Rozmowa z byłym piłkarzem ręcznym, Vive Tauronu Kielce Grzegorzem Tkaczykiem, który komentuje mecze Ligi Mistrzów
Łatwiej się gra, czy komentuje mecze dla telewizji?
To są dwie różne rzeczy, nie dające się porównać. Zasadnicza różnica jest taka, że teraz ja oceniam, a nie jestem oceniany. To dlamnie łatwiejsza sytuacja. Oczywiście jestem oceniany, ale nie za grę, ale za to, co mówię. Dobrze się czuję w tej roli, mam nadzieję, że jestem również dobrze odbierany przez słuchających mnie.
W trakcie transmisji z sobotniego meczu Vive Tauronu Kielce z IFK Kristianstad powiedziałeś, że jest jeszcze jedna różnica...
Tak, ze stanowisk prasowych pod dachem Hali Legionów wszystko zdecydowanie lepiej widać, niż z boiska.
Tydzień wcześniej współkomentowałeś pierwszy mecz Vive Tauronu w Lidze Mistrzów. Większa trema była wtedy, czy teraz, kiedy pracowałeś przy meczu w Kielcach?
Coś takiego jak trema mam już za sobą. Nie chodzi tylko o lata grania, czy udzielania wywiadów, ale przecież w dziennikarskiej roli debiutowałem już dawno temu. Zarówno w roli eksperta w studiu, jak i reportera podczas mistrzostw Europy w Polsce. Chociaż w tej drugiej roli to był incydent, po prostu koledzy z Polsatu wykorzystali, że kiedyś grałem w jednym zespole z Jacksonem Richardsonem i zrobiłem z nim wywiad.
Będziesz komentował tylko mecze Vive Tauronu i tylko w Lidze Mistrzów?

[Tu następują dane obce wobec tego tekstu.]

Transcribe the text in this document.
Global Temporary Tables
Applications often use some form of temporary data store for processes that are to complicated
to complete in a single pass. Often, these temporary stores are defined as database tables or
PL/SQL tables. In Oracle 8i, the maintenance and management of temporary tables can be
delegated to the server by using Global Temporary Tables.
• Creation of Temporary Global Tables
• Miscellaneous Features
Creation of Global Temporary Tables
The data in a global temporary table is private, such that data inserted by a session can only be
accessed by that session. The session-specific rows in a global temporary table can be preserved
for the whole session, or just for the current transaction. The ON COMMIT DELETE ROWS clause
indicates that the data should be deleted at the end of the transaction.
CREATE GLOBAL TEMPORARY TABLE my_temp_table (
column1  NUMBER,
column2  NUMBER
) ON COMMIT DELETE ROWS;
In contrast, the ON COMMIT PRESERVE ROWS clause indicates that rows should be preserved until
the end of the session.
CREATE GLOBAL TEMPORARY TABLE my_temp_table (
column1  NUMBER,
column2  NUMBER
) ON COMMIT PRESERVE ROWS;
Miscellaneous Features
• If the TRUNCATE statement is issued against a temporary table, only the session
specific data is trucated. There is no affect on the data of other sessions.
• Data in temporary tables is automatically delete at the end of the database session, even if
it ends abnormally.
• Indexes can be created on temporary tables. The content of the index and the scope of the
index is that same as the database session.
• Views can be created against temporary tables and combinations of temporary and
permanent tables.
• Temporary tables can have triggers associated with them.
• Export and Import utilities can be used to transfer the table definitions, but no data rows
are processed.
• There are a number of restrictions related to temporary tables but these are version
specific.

Nie, na przykład w środę będę komentował mecz Flensburga z Barceloną. Ale na razie tylko Liga Mistrzów, nie ma pomysłu, żebym komentował spotkania PGNiG Superligi. Tworzę duet z Piotrkiem Karpińskim. W drugiej parze są Krzysiek Bandych i mój były kolega z boiska, Tomek Rosiński.
Kiedy kończyłeś karierę po wygraniu w maju Ligi Mistrzów mówiłeś, że szykujesz się do nowej roli w kieleckim klubie. Zmieniłeś plany?
Nie, nic się nie zmieniło. Jestem po intensywnych rozmowach z prezesem Bertusem_Servaasem i wkrótce będziemy mogli coś ogłosić oficjalnie.